Duty of a state is to preserve its territorial integrity, says Traian Basescu

 

Bucharest, Aug 11 /Agerpres/ - President Traian Basescu on Monday, in Sulina (eastern Romania), told the summer school 'Romanian Communities and European Identity' that they had tried quite often recently to exploit the question of the rights of the national minorities up to the limit of affecting the territorial integrity of the states.

The Head of State insisted on saying that this was a personal remark. 'I want you to know that Romania will never have such an approach. There is the situation in Kosovo, where, in the name of some so-called collective rights, the territorial integrity of a state was affected. Look at what there is in the Southern Caucasus. There too people tend to affect the territorial integrity of a state in the name of defending the rights of the minorities. There is no such thing. No state has anything dearer and more sacred than its own territorial integrity,' Basescu told the participants in the Sulina summer school.

He added that no game on behalf of the minorities in order to affect the territorial integrity of the states was possible or to be accepted.

According to Basescu, the first duty of a state is to preserve its territorial integrity. 'We can go anywhere in the world. It has become a fashion in world politics to try, under the mask of defending the rights of the minorities, to affect the territorial integrity of the states. From this point of view Romania is extremely firm and says 'yes' to the individual rights of any minority member but a categorical 'no' to collective rights,' said Basescu.

The theory of the collective rights is not admitted by anybody for the time being and by any norm of international law, said the President, who added that 'there are enough politicians who are trying to accredit it for geostrategical, geopolitical interests.'

'I do not believe in the uniqueness of the Kosovo solution. All those who recognized Kosovo's independence on behalf of the minority there, which was majority in Kosovo's territory, will not manage to convince anybody that it was a solution based on the international law,' said Traian Basescu.

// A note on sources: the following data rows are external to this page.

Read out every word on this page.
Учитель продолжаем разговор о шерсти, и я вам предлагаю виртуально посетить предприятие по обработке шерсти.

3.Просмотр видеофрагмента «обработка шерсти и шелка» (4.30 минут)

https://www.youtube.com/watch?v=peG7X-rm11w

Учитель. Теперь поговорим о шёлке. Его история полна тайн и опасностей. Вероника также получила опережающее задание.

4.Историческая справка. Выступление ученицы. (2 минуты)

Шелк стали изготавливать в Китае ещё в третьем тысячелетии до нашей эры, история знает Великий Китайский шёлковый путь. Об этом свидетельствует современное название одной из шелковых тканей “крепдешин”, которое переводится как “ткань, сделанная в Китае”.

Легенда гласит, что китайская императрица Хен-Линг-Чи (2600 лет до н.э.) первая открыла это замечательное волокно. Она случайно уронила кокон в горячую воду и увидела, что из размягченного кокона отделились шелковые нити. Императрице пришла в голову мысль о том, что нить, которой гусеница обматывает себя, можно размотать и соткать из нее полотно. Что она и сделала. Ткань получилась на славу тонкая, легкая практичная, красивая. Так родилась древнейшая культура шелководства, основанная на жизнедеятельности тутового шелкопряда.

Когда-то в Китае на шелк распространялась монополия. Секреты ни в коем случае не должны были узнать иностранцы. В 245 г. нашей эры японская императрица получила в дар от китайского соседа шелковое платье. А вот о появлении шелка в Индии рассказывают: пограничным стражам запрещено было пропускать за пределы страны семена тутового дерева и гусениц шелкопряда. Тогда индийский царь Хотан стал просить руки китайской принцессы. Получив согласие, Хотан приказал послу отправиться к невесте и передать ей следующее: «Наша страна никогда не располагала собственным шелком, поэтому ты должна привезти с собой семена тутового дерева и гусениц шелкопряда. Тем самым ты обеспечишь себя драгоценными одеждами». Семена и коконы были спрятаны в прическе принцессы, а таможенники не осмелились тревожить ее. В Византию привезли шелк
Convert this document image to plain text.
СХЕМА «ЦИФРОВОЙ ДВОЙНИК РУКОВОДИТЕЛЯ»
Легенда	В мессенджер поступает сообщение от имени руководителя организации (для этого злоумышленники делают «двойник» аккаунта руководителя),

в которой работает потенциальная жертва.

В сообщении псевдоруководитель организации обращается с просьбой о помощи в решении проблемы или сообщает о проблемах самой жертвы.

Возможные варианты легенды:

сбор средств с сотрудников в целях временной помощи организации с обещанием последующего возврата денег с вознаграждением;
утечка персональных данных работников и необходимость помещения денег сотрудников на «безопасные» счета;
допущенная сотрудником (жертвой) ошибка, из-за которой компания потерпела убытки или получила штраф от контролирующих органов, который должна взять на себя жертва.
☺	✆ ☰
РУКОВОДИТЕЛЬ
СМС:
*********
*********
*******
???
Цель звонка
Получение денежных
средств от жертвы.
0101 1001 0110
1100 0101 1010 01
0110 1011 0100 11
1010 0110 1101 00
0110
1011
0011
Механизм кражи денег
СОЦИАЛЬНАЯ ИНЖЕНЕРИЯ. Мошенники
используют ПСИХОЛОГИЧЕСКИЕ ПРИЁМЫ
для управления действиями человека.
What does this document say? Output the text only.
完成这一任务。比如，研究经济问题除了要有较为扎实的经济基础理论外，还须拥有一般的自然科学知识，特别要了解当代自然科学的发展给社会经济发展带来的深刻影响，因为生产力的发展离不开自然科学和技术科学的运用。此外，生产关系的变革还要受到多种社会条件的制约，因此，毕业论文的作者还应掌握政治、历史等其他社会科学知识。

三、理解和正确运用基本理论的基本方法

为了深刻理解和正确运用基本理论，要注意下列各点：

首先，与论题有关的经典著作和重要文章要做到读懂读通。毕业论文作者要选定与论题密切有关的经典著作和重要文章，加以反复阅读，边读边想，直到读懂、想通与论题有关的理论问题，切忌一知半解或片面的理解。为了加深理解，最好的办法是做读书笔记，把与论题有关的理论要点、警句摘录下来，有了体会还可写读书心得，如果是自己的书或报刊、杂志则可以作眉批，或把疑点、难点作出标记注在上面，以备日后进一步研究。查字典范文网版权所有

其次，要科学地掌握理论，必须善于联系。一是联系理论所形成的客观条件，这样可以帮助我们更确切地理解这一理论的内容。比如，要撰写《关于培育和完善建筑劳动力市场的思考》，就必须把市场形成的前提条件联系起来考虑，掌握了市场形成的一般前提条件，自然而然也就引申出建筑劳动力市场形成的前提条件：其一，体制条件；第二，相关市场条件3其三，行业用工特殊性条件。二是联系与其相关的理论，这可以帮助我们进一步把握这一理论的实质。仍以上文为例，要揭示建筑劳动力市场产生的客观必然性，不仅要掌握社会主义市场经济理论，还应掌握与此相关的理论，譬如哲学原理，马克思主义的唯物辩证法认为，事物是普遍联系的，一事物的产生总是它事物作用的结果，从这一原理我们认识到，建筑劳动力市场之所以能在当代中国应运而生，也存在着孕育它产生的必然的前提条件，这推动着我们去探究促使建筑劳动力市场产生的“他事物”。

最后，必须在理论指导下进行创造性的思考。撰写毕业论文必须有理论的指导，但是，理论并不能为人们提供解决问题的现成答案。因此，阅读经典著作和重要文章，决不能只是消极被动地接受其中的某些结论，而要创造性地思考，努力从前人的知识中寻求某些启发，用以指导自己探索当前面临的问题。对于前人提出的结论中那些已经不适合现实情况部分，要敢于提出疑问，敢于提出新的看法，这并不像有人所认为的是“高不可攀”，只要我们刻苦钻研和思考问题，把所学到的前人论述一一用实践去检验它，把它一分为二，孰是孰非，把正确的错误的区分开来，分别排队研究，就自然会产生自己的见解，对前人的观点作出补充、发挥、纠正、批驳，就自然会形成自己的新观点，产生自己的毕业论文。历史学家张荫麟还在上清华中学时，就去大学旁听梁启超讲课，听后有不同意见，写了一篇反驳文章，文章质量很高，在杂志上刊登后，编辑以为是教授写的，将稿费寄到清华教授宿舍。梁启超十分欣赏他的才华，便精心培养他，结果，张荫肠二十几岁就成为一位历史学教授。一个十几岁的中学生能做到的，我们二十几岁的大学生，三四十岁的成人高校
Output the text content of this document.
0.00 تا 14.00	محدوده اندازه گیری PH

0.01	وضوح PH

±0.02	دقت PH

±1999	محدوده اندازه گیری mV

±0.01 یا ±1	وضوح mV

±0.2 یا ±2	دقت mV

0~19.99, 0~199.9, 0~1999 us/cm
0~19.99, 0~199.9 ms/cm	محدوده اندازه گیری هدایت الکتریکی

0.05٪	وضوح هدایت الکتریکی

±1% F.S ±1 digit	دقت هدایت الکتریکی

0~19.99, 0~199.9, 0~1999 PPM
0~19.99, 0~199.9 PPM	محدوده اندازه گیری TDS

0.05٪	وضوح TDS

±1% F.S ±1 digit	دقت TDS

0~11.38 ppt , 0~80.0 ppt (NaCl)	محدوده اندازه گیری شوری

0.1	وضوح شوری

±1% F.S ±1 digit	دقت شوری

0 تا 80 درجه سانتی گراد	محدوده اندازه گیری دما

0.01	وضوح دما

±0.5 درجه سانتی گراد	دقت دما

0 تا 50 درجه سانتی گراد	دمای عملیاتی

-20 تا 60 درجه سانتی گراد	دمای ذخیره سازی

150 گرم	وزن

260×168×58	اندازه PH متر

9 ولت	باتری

He emphasized the fact that Romania would never ask the states around it to abdicate from the principle of sovereignty and territorial integrity in the name of the rights of the minorities. 'You are duty bound as minority people to be loyal to the state in whose territory you live. At the same time the state in whose territory you live is duty bound to create conditions for you to preserve your language, culture, customs and attachment to your native country. There are no restrictions to come and study, we do not accept this idea. There are no administrative restrictions such as 'if he has got Romanian citizenship too, he is no longer allowed to work in the state apparatus.' Our approach is a European one and we think that we are duty bound to give you the citizenship of the Romanian State according to the law, but at the same time the states in whose territory you live are duty bound to recognize all your rights as their citizens,' said the Head of State.

Over August 11-21, under the high patronage of Romania's President, the summer school 'Romanian Communities and European Identity' is held in Sulina, which is meant for the Romanian secondary school pupils and students outside Romania.